Adding to integer array base address C?

Question

int main()
{
    int a[] = {1,2,3,4,5};
    printf("Base Address of array = %p\n",a);
    printf("Address1 = %p \t Address2 = %p\n",a+1,&a+1);
    return 0;
}

In the print both the case "a" represents the base address of array,but the first one increment 4 bytes and the second by 20 bytes. Any specific reason ?

Output:

Base Address of array 0x7fff2059b240                                                                                                                        
Address1 = 0x7fff2059b244         Address2 = 0x7fff2059b254 

Answer 1

Two concepts:

1. Pointer arithmetic is based on the size of the pointed-to type. In other words, if you have a pointer to type T , then adding 1 to that pointer will give you the address of the next object of type T .

2. Except when it is the operand of the sizeof or unary & operators, an expression of type "N-element array of T " will be converted ("decay") to an expression of type "pointer to T ", and the value of the expression will be the address of the first element of the array.
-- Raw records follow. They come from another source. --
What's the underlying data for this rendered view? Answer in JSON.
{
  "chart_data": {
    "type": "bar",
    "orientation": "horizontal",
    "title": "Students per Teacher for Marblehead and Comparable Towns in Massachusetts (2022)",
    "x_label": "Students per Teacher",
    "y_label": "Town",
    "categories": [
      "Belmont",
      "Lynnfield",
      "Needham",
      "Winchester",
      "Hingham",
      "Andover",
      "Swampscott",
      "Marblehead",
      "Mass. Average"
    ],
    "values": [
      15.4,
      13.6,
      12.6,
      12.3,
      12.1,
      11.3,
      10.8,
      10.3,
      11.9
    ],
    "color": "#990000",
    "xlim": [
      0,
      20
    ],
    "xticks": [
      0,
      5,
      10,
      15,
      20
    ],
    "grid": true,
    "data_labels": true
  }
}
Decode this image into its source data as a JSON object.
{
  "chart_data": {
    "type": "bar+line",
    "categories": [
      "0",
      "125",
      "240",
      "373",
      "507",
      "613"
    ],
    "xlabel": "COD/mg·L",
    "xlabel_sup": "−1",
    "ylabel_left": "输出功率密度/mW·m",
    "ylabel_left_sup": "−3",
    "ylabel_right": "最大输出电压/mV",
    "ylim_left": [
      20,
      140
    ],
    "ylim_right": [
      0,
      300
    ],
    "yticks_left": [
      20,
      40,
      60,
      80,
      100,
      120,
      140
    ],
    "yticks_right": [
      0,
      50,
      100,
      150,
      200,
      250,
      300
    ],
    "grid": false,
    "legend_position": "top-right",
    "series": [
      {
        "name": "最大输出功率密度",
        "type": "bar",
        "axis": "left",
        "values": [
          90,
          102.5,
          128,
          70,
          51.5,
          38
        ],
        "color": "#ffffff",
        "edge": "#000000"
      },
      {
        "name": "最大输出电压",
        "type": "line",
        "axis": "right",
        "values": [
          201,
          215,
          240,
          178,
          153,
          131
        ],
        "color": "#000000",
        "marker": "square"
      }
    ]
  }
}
You declared a as a 5-element array of int . Assuming 4-byte int , the array occupies 20 bytes.

The expression a "decays" to type int * , so adding 1 to it gives you the address of the next int object following a (IOW, it's the same as &a[1] ).

The expression &a has type int (*)[5] (pointer to 5-element array of int ), so adding 1 to it gives you the address of the next 5-element array of int .

Answer 2

The size of what &a points to is 20 bytes (the whole array: 4 bytes x 5 elements), while the size of what a points to is 4 bytes (a single int ). The fact that they are both at the same address is irrelevant; they are different ways of interpreting what is at that address.

Answer 3

When you increment a+1 a is actually a pointer to int so its incremented 4 bytes, that is the size of int. But when you do &a , it becomes address of an array of 5 ints, so if you increment that, you will skip size of array of 5 ints.